After the film ended and before I started our conversation I did ask the enthusiastic crowd just how many were seeing it for the first time. 98% of hands went up, proving the real interest was cinematic and discovering just what inspired this widely acclaimed motion picture from one of the masters of the medium.
Audiard is a veteran French filmmaker of some repute but he has never before done a musical, and this one was inspired by an operetta and thus had to go all in.
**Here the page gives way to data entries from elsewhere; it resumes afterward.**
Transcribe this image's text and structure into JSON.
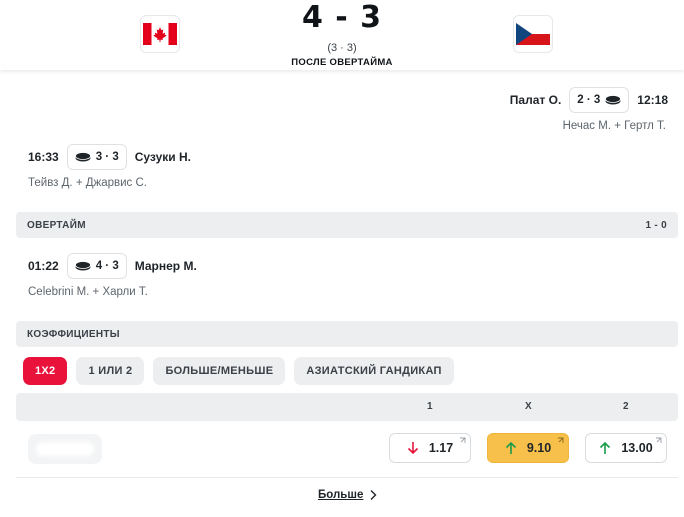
{
  "match": {
    "home_flag": "canada-flag-icon",
    "away_flag": "czech-flag-icon",
    "score": "4 - 3",
    "period_score": "(3 · 3)",
    "status": "ПОСЛЕ ОВЕРТАЙМА"
  },
  "events": [
    {
      "side": "away",
      "player": "Палат О.",
      "score": "2 · 3",
      "time": "12:18",
      "assist": "Нечас М. + Гертл Т."
    },
    {
      "side": "home",
      "time": "16:33",
      "score": "3 · 3",
      "player": "Сузуки Н.",
      "assist": "Тейвз Д. + Джарвис С."
    }
  ],
  "overtime": {
    "title": "ОВЕРТАЙМ",
    "score": "1 - 0",
    "event": {
      "side": "home",
      "time": "01:22",
      "score": "4 · 3",
      "player": "Марнер М.",
      "assist": "Celebrini M. + Харли Т."
    }
  },
  "odds": {
    "title": "КОЭФФИЦИЕНТЫ",
    "tabs": [
      "1X2",
      "1 ИЛИ 2",
      "БОЛЬШЕ/МЕНЬШЕ",
      "АЗИАТСКИЙ ГАНДИКАП"
    ],
    "active_tab": "1X2",
    "columns": [
      "1",
      "X",
      "2"
    ],
    "values": [
      {
        "value": "1.17",
        "trend": "down",
        "highlight": false
      },
      {
        "value": "9.10",
        "trend": "up",
        "highlight": true
      },
      {
        "value": "13.00",
        "trend": "up",
        "highlight": false
      }
    ],
    "colors": {
      "down": "#e8123b",
      "up": "#1a9a4a",
      "highlight": "#f7c04a",
      "accent": "#e8123b"
    }
  },
  "more_label": "Больше"
}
“Well, the challenge was that we were setting out to do a thing that we’d never done before,” he said. “You know, generally I write, I was about to say normal films, which is kind of a bizarre way to put it. But in any case, I don’t write musicals. Musicals from the outset meant there was going to be song, there was going to be music, there was going to be dance. We were heading out into the unknown. You know, here in Hollywood you have a history of the musical. If one were to write a history of the American musical, you would have five volumes. If one were to write a history of the French musical, maybe we’d have 55 pages.”
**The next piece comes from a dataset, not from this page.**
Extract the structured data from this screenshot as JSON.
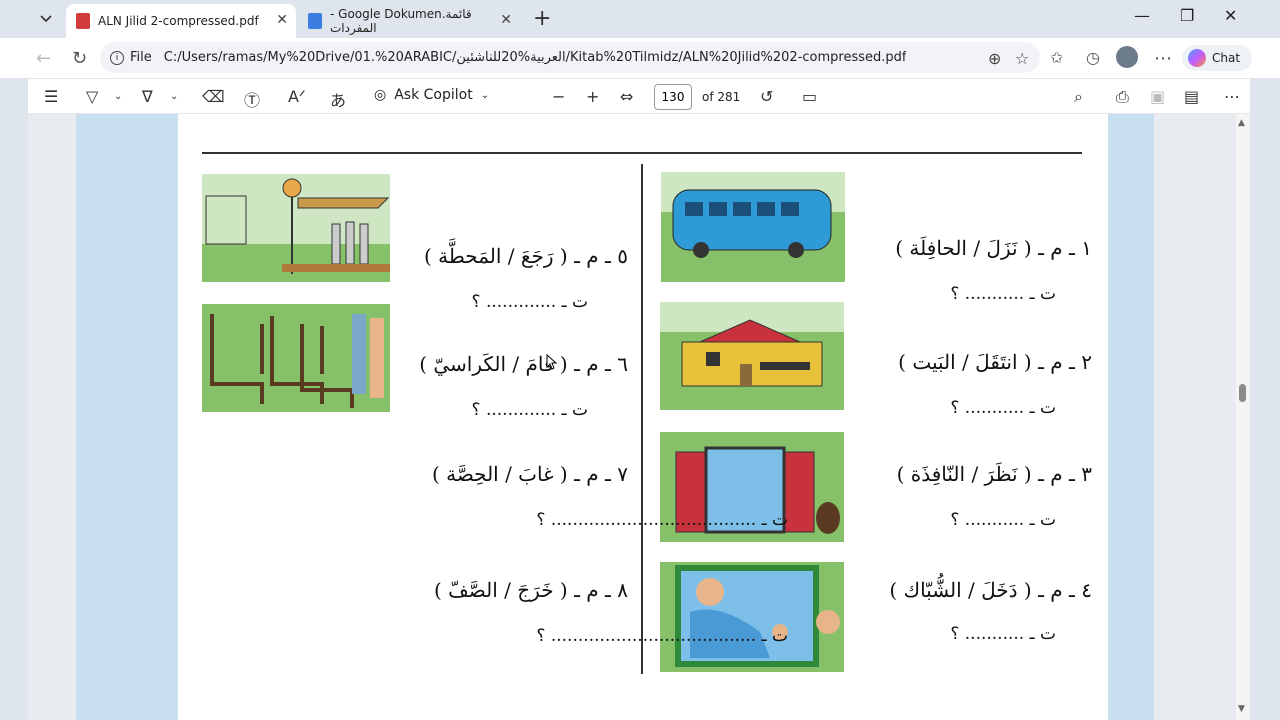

For Saldaña, nominated for the first time for an Oscar for Best Supporting Actress, the role of Rita brought together every aspect of her career, but there were deeper reasons for her to do it. “It was also reconnecting with do sense memory of my experiences growing up in Latin America and finding some kind of commonality with Rita. And it turns out that we did have a lot more in common than I was able to admit,” she said. “It takes vulnerability for you to admit that, you know, Rita, had been overlooked, and she felt burned out, and I’ve felt overlooked in my life one way or another. I know what those feelings are to feel important in an environment that completely isolates you because of your gender, or your race and to feel kind of eager, you know, desperate to become something more. All of those feelings were really relatable. What I needed to do was do was to really be in her shoes.”
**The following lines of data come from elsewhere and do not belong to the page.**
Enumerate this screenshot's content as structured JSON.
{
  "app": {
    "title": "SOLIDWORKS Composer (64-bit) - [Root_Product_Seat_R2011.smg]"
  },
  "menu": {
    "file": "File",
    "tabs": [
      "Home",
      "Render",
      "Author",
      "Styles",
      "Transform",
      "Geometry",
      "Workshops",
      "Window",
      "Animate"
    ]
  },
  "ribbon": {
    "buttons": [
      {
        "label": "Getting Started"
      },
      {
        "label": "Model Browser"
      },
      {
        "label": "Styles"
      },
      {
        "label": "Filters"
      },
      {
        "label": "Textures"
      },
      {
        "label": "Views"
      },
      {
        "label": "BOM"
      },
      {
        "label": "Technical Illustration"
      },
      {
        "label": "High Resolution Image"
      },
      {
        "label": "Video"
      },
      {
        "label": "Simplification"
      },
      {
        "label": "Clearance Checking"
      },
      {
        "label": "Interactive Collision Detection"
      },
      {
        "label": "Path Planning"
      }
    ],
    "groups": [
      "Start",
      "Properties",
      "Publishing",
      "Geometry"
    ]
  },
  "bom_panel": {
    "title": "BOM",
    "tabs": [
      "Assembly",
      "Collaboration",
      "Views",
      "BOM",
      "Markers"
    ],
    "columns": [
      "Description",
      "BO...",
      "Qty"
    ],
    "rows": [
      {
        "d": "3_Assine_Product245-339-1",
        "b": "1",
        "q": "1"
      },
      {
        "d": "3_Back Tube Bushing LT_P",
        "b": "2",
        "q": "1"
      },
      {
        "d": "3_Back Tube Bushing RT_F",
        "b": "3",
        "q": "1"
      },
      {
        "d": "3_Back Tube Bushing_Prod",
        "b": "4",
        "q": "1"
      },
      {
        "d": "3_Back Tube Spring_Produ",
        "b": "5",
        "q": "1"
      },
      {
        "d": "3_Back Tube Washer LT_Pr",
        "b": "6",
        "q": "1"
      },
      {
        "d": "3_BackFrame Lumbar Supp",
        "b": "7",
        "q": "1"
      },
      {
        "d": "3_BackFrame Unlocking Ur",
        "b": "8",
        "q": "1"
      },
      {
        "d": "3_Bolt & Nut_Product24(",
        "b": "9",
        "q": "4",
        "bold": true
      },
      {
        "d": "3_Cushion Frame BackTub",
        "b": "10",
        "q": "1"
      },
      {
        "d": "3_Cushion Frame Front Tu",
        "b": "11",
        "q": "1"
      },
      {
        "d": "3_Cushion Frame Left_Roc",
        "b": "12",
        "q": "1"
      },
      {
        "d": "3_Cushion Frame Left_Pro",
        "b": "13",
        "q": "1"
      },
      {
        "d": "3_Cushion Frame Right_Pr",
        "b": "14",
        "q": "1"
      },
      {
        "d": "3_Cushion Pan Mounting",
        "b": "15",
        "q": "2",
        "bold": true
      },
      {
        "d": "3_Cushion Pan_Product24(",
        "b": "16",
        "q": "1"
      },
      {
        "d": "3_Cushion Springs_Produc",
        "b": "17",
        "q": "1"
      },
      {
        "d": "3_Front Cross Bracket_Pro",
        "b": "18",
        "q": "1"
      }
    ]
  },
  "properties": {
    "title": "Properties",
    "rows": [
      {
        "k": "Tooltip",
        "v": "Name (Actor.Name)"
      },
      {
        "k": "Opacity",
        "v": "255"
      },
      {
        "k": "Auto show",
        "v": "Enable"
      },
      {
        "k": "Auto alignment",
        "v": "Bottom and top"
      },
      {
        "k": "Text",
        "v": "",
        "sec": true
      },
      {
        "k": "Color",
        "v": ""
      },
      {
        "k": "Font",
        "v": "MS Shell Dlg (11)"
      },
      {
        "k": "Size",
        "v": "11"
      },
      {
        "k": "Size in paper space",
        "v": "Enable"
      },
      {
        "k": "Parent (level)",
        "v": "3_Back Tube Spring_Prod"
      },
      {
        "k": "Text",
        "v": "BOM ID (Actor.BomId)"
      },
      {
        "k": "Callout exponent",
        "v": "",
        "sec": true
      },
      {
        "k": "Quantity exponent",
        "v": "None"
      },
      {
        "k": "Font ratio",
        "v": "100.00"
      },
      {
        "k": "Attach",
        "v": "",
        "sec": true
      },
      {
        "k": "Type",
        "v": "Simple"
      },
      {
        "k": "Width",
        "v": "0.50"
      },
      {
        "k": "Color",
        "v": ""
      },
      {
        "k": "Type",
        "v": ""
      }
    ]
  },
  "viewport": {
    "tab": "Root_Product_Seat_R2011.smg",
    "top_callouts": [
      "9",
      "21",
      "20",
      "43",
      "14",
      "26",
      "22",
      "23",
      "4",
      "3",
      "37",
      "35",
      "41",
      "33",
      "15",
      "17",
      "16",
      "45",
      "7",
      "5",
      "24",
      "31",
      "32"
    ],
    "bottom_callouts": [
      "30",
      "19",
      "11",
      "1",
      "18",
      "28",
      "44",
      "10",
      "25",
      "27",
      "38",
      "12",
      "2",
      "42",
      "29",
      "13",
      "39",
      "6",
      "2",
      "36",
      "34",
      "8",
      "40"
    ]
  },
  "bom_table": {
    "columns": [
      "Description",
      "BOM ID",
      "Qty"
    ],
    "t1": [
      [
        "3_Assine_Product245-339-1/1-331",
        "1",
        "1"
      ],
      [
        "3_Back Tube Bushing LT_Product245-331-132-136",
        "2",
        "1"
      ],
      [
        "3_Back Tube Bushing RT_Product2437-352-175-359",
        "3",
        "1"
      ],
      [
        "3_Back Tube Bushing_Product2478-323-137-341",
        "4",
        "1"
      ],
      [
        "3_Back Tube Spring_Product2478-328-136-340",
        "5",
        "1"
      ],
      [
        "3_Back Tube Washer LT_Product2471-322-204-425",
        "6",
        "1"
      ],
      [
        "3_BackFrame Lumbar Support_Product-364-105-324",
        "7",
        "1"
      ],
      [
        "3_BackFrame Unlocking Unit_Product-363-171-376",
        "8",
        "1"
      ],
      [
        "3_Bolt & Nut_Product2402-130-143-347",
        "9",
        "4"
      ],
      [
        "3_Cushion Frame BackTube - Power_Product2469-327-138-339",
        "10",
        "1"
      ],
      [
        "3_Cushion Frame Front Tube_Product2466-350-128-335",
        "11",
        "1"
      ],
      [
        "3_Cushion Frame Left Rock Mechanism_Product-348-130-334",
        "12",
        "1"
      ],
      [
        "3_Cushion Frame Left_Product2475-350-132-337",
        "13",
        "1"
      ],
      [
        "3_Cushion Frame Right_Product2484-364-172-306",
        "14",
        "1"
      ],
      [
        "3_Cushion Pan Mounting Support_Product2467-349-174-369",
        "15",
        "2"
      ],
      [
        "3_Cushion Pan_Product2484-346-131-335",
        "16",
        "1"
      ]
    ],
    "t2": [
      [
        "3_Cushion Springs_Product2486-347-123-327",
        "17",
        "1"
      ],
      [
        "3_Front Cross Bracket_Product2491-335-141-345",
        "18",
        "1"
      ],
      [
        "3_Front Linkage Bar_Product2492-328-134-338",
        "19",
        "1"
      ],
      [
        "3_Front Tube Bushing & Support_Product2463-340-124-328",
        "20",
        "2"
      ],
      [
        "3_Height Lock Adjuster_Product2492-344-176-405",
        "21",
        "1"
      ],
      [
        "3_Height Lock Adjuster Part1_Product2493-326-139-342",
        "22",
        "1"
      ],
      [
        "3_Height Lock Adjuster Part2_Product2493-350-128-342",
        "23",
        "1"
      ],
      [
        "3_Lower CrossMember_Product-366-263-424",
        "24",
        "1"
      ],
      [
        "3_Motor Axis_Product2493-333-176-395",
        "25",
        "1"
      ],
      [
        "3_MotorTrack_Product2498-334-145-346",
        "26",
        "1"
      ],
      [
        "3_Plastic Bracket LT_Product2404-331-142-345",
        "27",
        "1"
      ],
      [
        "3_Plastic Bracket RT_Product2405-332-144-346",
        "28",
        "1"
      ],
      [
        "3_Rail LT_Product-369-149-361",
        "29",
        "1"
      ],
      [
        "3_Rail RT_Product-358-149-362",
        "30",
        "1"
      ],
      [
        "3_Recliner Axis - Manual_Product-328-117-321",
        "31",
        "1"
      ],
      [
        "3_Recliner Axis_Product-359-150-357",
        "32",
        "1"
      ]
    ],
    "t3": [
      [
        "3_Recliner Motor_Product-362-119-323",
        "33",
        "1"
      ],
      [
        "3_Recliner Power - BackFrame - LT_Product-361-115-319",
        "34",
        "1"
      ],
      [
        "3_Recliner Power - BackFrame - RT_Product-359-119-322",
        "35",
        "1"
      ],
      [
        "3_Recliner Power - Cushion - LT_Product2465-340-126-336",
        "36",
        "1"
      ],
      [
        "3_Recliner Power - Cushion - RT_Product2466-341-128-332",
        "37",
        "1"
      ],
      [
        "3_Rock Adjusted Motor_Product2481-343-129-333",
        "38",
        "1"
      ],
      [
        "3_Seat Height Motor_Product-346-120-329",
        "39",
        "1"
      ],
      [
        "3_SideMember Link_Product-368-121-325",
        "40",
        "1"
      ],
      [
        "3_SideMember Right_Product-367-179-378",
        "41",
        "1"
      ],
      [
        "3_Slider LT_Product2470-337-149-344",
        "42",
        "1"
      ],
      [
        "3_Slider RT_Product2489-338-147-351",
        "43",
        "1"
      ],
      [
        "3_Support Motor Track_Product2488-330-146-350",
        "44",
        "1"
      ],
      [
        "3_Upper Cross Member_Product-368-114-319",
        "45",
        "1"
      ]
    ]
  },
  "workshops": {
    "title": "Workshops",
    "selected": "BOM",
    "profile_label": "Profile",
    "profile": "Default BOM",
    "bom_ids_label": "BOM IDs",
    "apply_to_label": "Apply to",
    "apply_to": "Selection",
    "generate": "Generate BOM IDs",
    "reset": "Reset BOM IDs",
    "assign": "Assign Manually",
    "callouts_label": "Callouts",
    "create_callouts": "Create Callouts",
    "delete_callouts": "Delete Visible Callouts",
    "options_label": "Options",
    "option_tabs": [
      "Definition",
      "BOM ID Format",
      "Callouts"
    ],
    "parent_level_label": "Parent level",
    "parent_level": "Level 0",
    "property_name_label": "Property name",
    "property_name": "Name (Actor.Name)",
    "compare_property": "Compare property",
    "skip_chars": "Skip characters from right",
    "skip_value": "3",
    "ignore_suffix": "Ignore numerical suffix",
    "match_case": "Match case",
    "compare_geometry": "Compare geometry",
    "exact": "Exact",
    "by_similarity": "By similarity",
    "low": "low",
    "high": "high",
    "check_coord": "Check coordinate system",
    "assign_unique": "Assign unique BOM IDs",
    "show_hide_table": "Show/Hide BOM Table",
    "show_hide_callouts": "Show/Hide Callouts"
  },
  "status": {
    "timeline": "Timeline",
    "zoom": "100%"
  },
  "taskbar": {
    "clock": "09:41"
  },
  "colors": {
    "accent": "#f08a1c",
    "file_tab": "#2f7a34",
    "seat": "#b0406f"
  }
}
For veteran Mexican star Paz, doing this film in France with a French director, but set in her home country and spoken largely in Spanish, was new. And she talked about the meaning of it, and the reactions she has gotten ever since its premiere.
“Well, being in Cannes for me was an unforgettable experience. And being part of this combo with these amazing girls and doing that and most of the tours of Emilia Pérez,” she said. “I think that one of the most memorable things that I remember was in Tel Aviv, a director friend of mine, he was, like, trembling when when he just saw the movie and he told me it has been an amazing experience. And I think most of the reactions during the tour were like that, the people were so emotional about the movie. And, and they were so moved. And of course, there are people that don’t like the movie but that’s normal. I think that when you write a song or write a book or make a movie, of course there’s going to be opinions that are not the same. But I think that’s very interesting because when it’s important it can create and provoke those conversations. And I think that the conversations about the movie have been so interesting too. So I want to keep the positive things, and I have had a lot of learning since I shot the movie and working with all these amazing people.”